Фишбейн лежал поперек двухспальной кровати, положив одну руку под поясницу, а другую под голову. Он стонал и еле‑ еле улыбнулся шамесу. Рэб Залман постоял, снял со стула одежду Фишбейна и сел. Фишбейн вытащил из‑ под подушки золотой портсигар, раскрыл его и протянул шамесу. Рэб Залман взял папиросу, сморщив нос, понюхал табак и закурил. Фишбейн вытянул ноги, глубоко вздохнул и спросил:

– Могли мы думать что‑ нибудь о Карасике? Он подсунул вам свою уродку, вы устроили ее к нам, а теперь он увез три четверти моего состояния. Благо бы он был бедный человек! Он же плохо‑ шлохо имел триста тысяч долларов. Что я говорю триста? Пятьсот!

– Чужой кусок всегда вкусен!

– От этого мне ни тепло, ни холодно! Я совершенно нищий! И мы еще ругаем большевиков! Не даром они против богачей: где еще сыщещь такого налетчика, как богач!

– Нигде! – согласился рэб Залман. – На‑ днях наши хоральные богачи взяли другого шамеса и сказали мне: «Идите с миром»! Тогда я объяснил им, что я бедный еврей, и у меня есть хорошая пословица: «Пролетарии всех стран, соединяйтесь! »

– Так‑ таки заявили? – пришел в восторг Фишбейн и засмеялся. – Хотел бы посмотреть я на ихние рожи!

Цецилия услыхала, что муж смеется, вошла в комнату и с удовлетворением скрестила руки на животе.

– Вы – настоящий Мешиах! – обратилась она к шамесу. – И все‑ таки я на вас сердита. Мой муж получил только одну корзину, а где еще две? Ваш Бозов – плохой человек!

– Он плохой человек, но хорошая собака! – подхватил шамес и пообещал объясниться с Бозовым.

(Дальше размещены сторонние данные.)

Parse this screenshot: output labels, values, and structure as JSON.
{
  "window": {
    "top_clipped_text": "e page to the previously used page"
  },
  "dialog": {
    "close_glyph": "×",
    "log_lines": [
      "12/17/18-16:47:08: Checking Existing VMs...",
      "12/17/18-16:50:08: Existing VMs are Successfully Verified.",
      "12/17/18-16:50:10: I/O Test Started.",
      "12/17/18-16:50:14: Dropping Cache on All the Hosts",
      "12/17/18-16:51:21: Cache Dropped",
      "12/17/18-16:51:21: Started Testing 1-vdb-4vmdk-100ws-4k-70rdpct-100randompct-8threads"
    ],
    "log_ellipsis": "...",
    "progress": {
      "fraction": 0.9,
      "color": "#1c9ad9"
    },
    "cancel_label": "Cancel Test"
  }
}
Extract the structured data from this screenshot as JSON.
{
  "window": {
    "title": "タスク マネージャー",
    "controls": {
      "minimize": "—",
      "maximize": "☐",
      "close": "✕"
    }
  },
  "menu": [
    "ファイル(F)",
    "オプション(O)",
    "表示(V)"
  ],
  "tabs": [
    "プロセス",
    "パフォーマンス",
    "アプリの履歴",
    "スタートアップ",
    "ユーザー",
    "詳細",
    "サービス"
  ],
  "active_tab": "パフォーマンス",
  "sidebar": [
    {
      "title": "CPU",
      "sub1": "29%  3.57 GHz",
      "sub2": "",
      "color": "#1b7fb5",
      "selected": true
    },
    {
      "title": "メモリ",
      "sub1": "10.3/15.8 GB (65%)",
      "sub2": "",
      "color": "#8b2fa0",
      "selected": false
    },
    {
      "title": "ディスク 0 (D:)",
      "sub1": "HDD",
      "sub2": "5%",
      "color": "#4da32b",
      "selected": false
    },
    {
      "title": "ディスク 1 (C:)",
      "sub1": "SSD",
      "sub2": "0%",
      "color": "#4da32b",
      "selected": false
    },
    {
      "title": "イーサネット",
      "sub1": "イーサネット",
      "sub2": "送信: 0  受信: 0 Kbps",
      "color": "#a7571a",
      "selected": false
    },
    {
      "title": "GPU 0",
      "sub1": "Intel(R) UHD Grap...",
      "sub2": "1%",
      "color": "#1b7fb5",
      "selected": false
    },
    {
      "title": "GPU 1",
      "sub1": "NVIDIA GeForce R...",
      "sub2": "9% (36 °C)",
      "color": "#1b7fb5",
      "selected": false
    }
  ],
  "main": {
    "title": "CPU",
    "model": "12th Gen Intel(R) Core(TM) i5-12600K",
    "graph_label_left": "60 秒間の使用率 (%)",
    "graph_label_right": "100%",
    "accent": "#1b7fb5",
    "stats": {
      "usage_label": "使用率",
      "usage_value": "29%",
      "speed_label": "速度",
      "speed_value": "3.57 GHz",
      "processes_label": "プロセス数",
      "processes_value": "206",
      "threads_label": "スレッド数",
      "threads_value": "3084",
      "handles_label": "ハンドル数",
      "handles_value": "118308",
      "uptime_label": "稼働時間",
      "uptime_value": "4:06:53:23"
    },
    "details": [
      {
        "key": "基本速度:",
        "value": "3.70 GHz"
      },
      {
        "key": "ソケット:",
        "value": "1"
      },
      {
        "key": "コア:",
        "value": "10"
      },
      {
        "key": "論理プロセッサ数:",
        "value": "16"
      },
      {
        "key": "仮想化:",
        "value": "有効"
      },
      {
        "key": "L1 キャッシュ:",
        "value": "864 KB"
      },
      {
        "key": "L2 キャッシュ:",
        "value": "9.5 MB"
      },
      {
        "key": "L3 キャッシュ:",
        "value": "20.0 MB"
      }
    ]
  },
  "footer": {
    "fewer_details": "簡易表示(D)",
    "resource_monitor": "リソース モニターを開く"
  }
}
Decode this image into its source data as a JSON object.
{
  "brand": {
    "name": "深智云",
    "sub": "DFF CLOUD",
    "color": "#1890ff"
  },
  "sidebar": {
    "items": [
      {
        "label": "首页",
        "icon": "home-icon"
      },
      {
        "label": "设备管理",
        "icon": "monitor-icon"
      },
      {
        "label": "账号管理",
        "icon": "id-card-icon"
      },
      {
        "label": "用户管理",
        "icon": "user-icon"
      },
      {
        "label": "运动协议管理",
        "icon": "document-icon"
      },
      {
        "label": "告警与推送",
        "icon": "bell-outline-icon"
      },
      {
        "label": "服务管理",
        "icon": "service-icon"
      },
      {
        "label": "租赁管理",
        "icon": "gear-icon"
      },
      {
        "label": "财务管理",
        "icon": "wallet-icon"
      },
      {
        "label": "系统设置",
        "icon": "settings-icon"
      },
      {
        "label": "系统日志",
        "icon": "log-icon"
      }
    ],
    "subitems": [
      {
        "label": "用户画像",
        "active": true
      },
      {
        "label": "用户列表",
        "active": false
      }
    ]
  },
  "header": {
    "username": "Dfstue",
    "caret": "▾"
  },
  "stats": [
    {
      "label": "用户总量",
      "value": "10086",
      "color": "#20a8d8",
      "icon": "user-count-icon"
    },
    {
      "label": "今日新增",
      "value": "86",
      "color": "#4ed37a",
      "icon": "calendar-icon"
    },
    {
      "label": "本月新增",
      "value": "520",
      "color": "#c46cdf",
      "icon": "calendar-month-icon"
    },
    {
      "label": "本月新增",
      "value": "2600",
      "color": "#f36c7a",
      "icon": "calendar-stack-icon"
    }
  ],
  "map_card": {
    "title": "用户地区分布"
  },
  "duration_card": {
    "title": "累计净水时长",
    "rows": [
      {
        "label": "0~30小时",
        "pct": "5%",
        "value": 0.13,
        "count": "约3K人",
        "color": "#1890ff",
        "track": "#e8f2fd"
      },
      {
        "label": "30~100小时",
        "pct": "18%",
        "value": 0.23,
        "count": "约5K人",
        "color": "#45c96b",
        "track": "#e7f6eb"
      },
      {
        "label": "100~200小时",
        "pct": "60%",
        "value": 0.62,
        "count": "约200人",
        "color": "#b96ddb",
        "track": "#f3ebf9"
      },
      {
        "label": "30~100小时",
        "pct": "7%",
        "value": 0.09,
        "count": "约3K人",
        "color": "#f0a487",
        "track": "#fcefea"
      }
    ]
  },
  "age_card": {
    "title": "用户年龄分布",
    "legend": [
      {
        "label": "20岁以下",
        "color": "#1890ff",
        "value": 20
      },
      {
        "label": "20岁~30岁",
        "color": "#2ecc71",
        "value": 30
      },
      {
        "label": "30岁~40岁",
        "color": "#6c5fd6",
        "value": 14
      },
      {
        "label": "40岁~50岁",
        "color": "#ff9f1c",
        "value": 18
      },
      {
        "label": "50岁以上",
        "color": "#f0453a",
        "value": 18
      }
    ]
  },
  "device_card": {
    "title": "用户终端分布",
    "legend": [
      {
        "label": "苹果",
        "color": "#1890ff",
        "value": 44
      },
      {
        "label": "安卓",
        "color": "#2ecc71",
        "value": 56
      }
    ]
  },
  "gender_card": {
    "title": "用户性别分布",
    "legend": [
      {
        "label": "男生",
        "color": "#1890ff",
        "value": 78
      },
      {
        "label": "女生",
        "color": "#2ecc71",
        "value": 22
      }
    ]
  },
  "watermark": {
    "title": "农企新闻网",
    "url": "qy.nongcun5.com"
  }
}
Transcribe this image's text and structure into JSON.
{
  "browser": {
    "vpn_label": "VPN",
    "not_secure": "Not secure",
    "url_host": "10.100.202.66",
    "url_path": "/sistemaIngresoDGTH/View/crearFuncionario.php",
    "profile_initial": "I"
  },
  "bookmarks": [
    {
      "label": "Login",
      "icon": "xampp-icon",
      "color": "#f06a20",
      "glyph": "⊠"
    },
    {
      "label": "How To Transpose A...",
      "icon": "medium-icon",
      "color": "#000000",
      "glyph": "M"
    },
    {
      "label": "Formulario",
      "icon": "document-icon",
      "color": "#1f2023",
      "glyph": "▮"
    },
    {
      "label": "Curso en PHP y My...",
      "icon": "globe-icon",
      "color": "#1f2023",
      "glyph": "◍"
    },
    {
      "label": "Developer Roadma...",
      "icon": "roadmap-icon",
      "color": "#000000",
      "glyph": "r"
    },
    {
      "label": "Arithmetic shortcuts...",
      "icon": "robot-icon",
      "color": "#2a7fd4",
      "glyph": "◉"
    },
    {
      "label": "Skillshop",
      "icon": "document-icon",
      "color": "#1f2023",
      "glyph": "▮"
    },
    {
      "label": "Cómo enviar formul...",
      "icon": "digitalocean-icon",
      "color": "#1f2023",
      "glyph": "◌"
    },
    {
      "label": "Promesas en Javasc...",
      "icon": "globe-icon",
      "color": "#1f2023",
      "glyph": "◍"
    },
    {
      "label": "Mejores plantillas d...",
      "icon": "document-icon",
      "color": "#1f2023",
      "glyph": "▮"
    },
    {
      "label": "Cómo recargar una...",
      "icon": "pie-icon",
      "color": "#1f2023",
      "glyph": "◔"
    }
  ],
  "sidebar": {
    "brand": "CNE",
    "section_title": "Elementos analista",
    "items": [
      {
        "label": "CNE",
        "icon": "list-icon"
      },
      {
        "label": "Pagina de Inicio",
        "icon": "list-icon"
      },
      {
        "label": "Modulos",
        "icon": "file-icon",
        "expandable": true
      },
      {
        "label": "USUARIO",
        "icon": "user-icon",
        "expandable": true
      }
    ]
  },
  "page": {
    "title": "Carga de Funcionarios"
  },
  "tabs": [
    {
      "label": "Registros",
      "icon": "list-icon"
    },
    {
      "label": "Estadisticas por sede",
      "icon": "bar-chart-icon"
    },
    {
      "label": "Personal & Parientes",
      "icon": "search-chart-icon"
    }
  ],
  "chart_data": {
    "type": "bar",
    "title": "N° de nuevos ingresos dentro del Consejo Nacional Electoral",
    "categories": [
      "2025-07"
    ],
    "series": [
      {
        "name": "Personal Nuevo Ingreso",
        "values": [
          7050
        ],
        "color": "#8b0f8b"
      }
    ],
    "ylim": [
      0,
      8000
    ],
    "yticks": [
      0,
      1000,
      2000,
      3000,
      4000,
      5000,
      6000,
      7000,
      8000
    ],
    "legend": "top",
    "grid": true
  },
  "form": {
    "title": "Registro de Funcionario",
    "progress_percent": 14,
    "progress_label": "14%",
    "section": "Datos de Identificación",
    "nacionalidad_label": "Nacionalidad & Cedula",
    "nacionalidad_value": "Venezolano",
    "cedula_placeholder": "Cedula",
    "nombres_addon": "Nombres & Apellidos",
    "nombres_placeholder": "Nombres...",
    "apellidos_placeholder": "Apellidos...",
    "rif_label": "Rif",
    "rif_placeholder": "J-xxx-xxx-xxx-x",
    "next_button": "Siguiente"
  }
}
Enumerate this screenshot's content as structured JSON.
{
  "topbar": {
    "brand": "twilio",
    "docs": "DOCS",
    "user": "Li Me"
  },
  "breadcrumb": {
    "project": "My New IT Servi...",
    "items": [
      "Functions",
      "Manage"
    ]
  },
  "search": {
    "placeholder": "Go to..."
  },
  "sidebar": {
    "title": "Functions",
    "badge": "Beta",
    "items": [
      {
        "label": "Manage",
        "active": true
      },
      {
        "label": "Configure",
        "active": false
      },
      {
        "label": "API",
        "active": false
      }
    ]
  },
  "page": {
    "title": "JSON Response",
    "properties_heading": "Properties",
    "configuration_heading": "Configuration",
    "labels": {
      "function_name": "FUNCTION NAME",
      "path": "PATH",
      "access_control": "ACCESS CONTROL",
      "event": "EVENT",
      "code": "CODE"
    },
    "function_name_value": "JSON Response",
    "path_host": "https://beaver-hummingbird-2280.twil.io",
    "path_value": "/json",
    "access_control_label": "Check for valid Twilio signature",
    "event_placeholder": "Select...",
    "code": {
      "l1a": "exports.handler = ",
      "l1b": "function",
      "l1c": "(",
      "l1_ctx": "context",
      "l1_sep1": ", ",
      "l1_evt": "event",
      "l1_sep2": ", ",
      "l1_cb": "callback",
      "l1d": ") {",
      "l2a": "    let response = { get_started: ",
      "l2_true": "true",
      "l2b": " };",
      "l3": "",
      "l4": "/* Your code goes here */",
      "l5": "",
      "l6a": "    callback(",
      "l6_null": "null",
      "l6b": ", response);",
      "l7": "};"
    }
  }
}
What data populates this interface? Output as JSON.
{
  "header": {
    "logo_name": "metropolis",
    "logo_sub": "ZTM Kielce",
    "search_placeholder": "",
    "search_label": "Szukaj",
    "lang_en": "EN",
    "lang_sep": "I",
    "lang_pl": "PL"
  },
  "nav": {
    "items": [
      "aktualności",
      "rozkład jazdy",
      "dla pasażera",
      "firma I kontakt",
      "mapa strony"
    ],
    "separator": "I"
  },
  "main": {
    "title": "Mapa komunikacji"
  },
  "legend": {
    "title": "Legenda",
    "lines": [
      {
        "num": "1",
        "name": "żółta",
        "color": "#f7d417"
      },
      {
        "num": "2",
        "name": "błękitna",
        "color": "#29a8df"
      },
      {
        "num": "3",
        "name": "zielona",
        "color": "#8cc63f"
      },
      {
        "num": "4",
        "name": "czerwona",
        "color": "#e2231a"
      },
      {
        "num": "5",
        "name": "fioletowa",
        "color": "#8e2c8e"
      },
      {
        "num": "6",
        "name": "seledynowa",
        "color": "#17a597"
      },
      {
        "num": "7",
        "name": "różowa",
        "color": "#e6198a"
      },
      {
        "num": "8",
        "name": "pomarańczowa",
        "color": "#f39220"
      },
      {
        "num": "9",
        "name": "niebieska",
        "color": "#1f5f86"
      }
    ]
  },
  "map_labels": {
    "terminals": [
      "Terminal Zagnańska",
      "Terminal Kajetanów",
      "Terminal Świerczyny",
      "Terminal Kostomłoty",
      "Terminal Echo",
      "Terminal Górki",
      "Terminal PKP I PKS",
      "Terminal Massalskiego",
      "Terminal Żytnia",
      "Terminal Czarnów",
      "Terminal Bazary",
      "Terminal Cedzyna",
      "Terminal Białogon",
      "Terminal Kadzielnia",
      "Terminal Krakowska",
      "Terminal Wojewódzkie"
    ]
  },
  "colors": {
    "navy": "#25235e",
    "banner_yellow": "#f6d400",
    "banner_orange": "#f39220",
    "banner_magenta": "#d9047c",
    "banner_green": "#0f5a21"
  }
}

Цецилия не хотела расстраивать мужа, обругала Бозова хапуном и налила шамесу в стакан остатки мадеры. Рэб Залман с удовольствием выплеснул бы мадеру в полоскательницу, потому что пришел получить за то, что рекомендовал Бозова, и теперь попытка его сорвалась. Но есть разные пути к фишбейновскому рублю: шамес надел шапку, благословил вино, сказал:

– Л’хайм! – и выпил мадеру, как холодный чай.

К удовольствию хозяев, он спел «з’миройс», и сейчас же пожаловался на плохие дела. Фишбейн подбил ногами одеяло под себя, повернулся на бок и сказал, что у него есть поручение для рэб Залмана. Шамес подвинул стул к изголовью кровати, нагнулся и затаил дыханье.

– Я очень устал, – сказал Фишбейн, – и должен поехать с женой отдохнуть!

– Как отдохнуть? – поразилась Цецилия. – У меня квартира, хозяйство, – ты хочешь, чтоб нас совсем разграбили?

– Купите мне два билета до Севастополя, – продолжал Фишбейн, не обращая внимания на жену: – Мы едем послезавтра!

– Рэб Залман, пощупайте у него голову: он не бредит?

– Я не брежу, рыбка, – успокоил ее Фишбейн. – Мне велели обязательно полечиться!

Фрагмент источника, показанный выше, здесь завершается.